A mysterious and kooky billionare dies and leaves a scavengar hunt behind. Tuesday Mooney -- brilliant, quiet, but a little stuck -- is joined by an eclectic and loving team to solve the puzzle. Perfect for a thrilling and spooky moody. I was engrossed by every word! An ensemble cast with so much heart.
Clothing isn't frivulous!! It is deeply personal, conveys more about us than we might expect, and intellectual. Do you love Man Repeller, think deeply about personal style, and love learning other people's histories? This is for you!
Beatriz Williams novels are one of my most comforting forms of literary escapism! Sex positive, intelligent, tough women set amongst various historical settings. While Williams characters come across as pure glamour on the surface, she weaves in threads of great depth -- post-partum depression, imperalism, and revolution. Definitely a recommendation if you want to be swept away.

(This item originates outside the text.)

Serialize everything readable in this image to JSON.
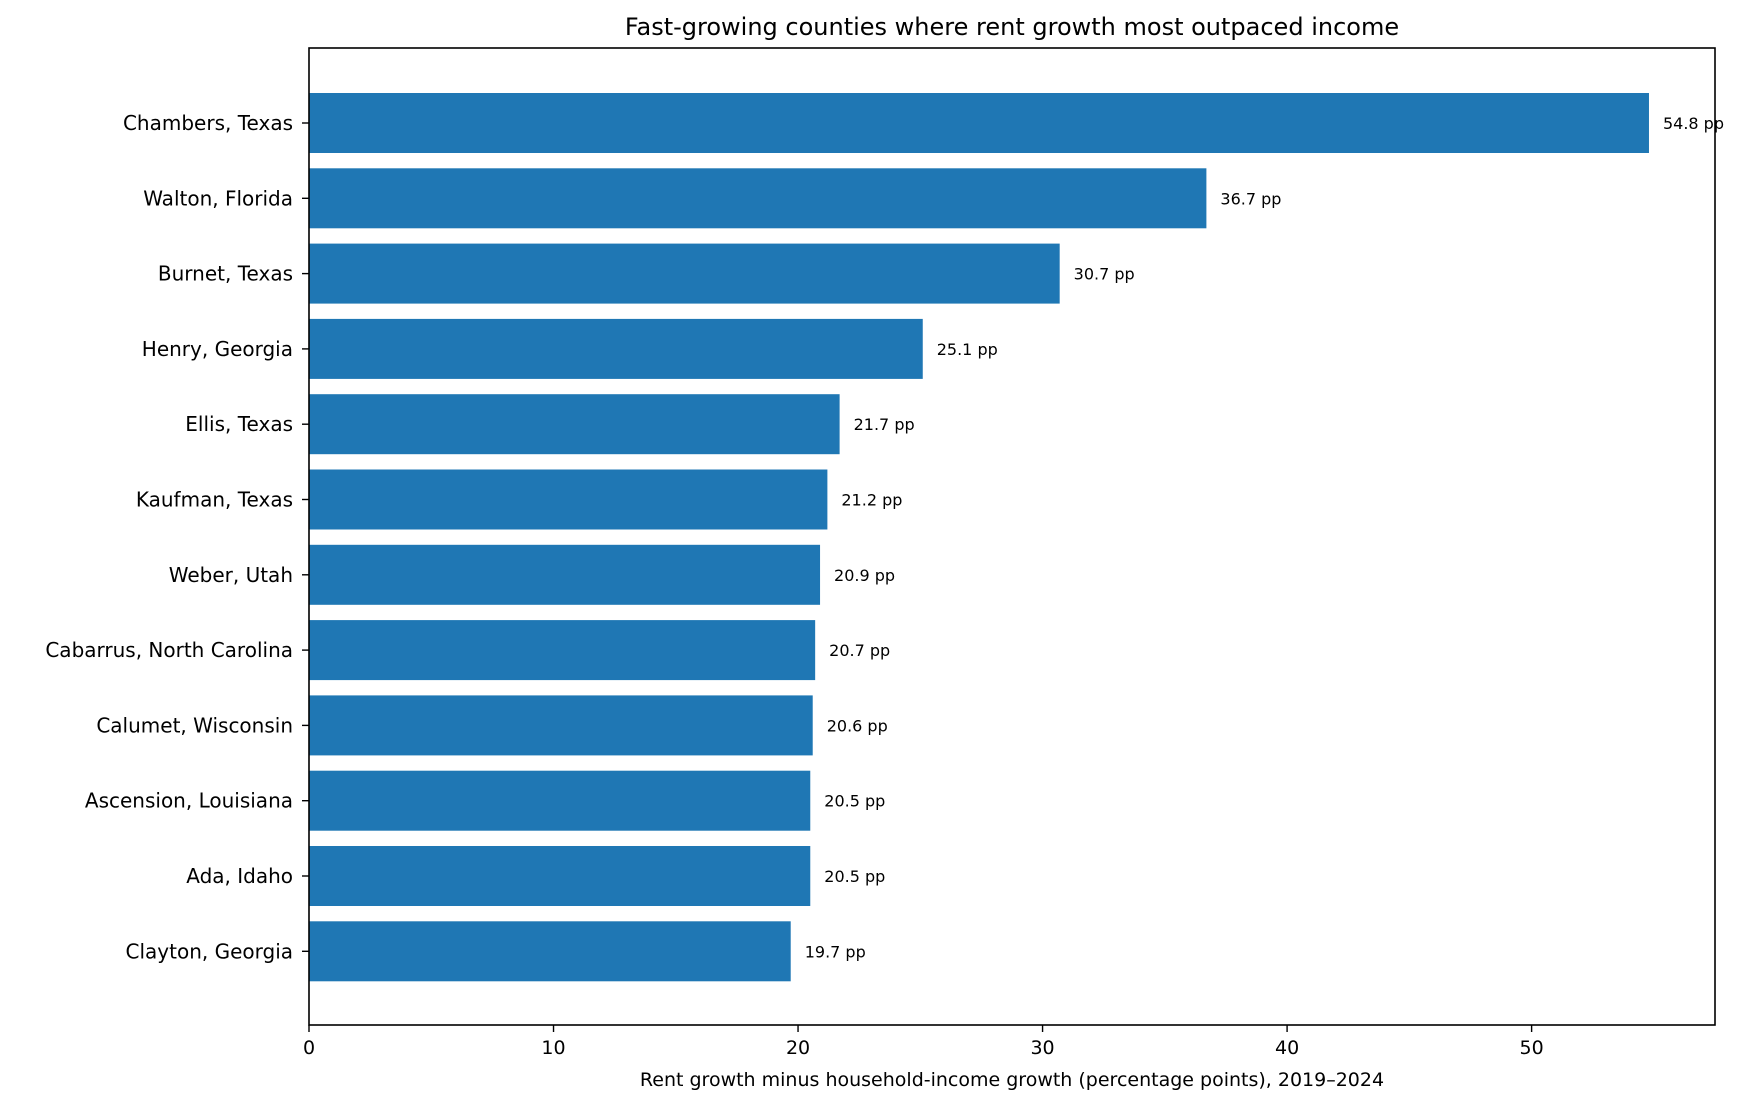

A classic! Dillard's 1975 rumination on beauty, God, nature, and violence forced my brain to think differently. My only caveat on this is to read it when you have access to nature, because it'll have you itching to go outside and get on the ground yourself.
Solmaz Sharif uses the U.S. Department of Defense's Dictionary of Military Terms in this investigation and excavation of the US invasion of Afghanistan and Iraq, family history and generational trauma. Skillfull, aching, and important.
Ross Gay knows joy and sorrow, soil and sky. These poems go from loss to growth expertly, from mourning to hope. If I only had one book with me to keep me company, I would want it to be this one.
Incredible anthology of women at the forefront of the climate crisis. This includes poetry, personal essay, and more scientific studies!
I love the Charlotte Holmes series by Brittany Cavallaro! Modern day descendants of Holmes and Watson, the weight of their family legacies on their shoulders, James Watson and Charlotte Holmes finally cross paths at an east coast boarding school and the webs start tangling from there. I devoured this series in a week and loved watching Jamie and Charlotte figure out each other and the world around them. They are considered young adult, but they have pretty mature themes and deal with heavy topics. Also a slow burn romance. TW: sexual assault, drug use, violence.
This is my favorite Bridgerton novel! Following Penelope and Colin as they enter their late twenties, it is full of fun romance, class struggle, and the mysterious Lady Whistledown. The books have a different humor and feel than the Netflix series, but still a strong recommendation for a fun and absorbing read!
Two public radio colleagues end of co-hosting a radio show dissecting their relationship and subsequent break up -- except they never actually dated, and now that they're forced to spend so much time together, maybe they want to try. The banter! The wit! Three and a half peppers on the spicy scale.